The goal of this project is to predict the manner in which participants performed weight lifting exercises using accelerometer data. The variable classe is the outcome variable. Different machine learning models were considered, and Random Forest was selected because of its high accuracy and low out-of-sample error.
library(caret)
## Loading required package: ggplot2
## Loading required package: lattice
library(randomForest)
## randomForest 4.6-14
## Type rfNews() to see new features/changes/bug fixes.
##
## Attaching package: 'randomForest'
## The following object is masked from 'package:ggplot2':
##
## margin
training <- read.csv("pml-training.csv")
testing <- read.csv("pml-testing.csv")
Remove variables with many missing values and unnecessary columns.
na_columns <- sapply(training, function(x) mean(is.na(x))) > 0.95
training <- training[, !na_columns]
testing <- testing[, !na_columns]
training <- training[, -(1:7)]
testing <- testing[, -(1:7)]
We split the training data into training and validation sets.
training$classe <- as.factor(training$classe)
set.seed(12345)
inTrain <- createDataPartition(training$classe, p = 0.7, list = FALSE)
trainData <- training[inTrain, ]
validationData <- training[-inTrain, ]
A Random Forest model was used.
model_rf <- randomForest(classe ~ ., data = trainData)
model_rf
##
## Call:
## randomForest(formula = classe ~ ., data = trainData)
## Type of random forest: classification
## Number of trees: 500
## No. of variables tried at each split: 9
##
## OOB estimate of error rate: 0.57%
## Confusion matrix:
## A B C D E class.error
## A 3903 3 0 0 0 0.0007680492
## B 14 2640 4 0 0 0.0067720090
## C 0 18 2373 5 0 0.0095993322
## D 0 0 25 2225 2 0.0119893428
## E 0 0 1 6 2518 0.0027722772
predictions <- predict(model_rf, validationData)
confusionMatrix(predictions, validationData$classe)

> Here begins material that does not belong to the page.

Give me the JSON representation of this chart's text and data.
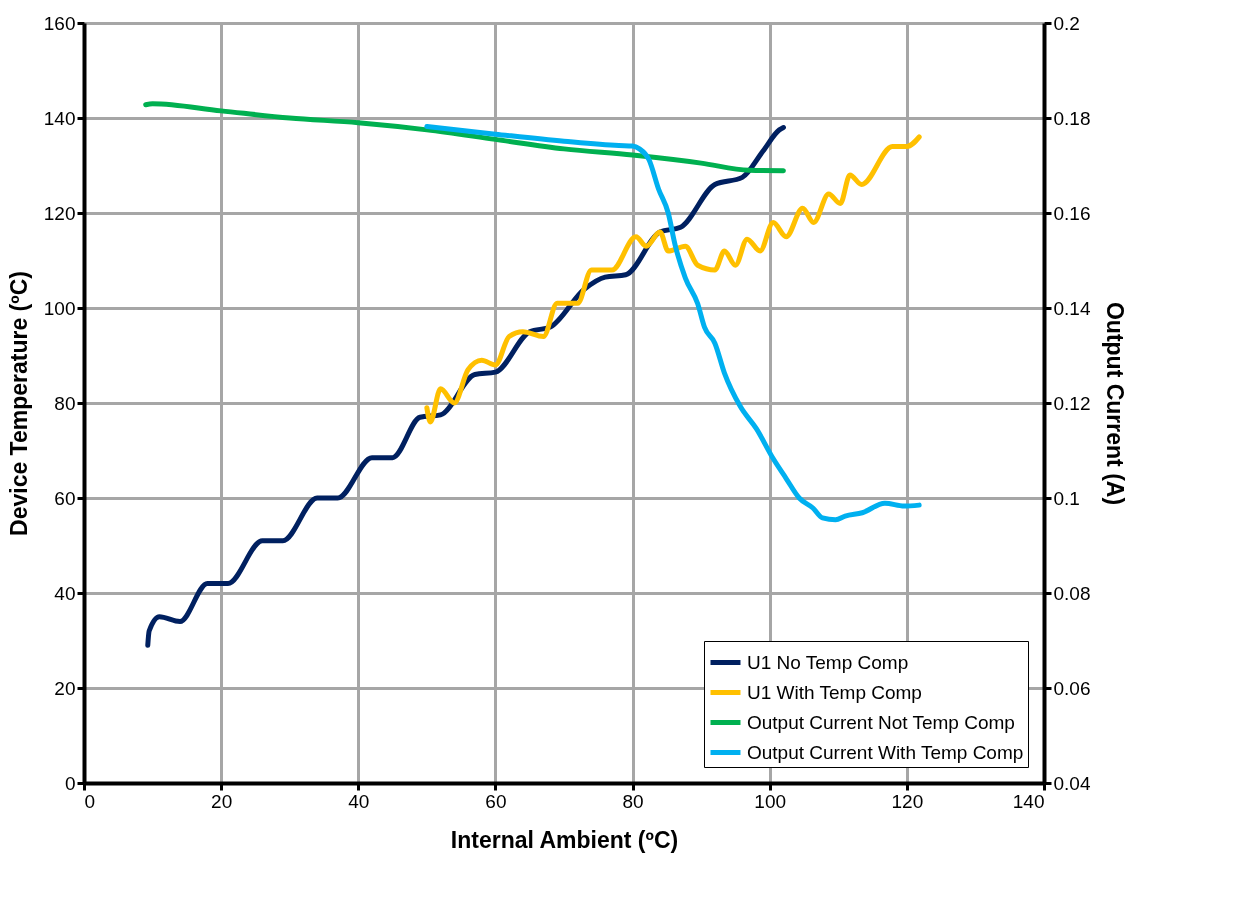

## Confusion Matrix and Statistics
##
## Reference
## Prediction A B C D E
## A 1673 1 0 0 0
## B 1 1137 3 0 0
## C 0 1 1023 14 0
## D 0 0 0 950 1
## E 0 0 0 0 1081
##
## Overall Statistics
##
## Accuracy : 0.9964
## 95% CI : (0.9946, 0.9978)
## No Information Rate : 0.2845
## P-Value [Acc > NIR] : < 2.2e-16
##
## Kappa : 0.9955
##
## Mcnemar's Test P-Value : NA
##
## Statistics by Class:
##
## Class: A Class: B Class: C Class: D Class: E
## Sensitivity 0.9994 0.9982 0.9971 0.9855 0.9991
## Specificity 0.9998 0.9992 0.9969 0.9998 1.0000
## Pos Pred Value 0.9994 0.9965 0.9855 0.9989 1.0000
## Neg Pred Value 0.9998 0.9996 0.9994 0.9972 0.9998
## Prevalence 0.2845 0.1935 0.1743 0.1638 0.1839
## Detection Rate 0.2843 0.1932 0.1738 0.1614 0.1837
## Detection Prevalence 0.2845 0.1939 0.1764 0.1616 0.1837
## Balanced Accuracy 0.9996 0.9987 0.9970 0.9926 0.9995
The Random Forest model produced very high accuracy and a very low out-of-sample error.
varImpPlot(model_rf)
The plot shows the most important variables used for prediction.
final_predictions <- predict(model_rf, testing)
final_predictions
## [1] <NA> <NA> <NA> <NA> <NA> <NA> <NA> <NA> <NA> <NA> <NA> <NA> <NA> <NA> <NA>
## [16] <NA> <NA> <NA> <NA> <NA>
## Levels: A B C D E
These are the predictions for the 20 test cases required for submission.
The Random Forest model performed extremely well for predicting exercise quality. Cross validation showed high prediction accuracy and low expected out-of-sample error. Therefore, Random Forest was selected as the final model for this project.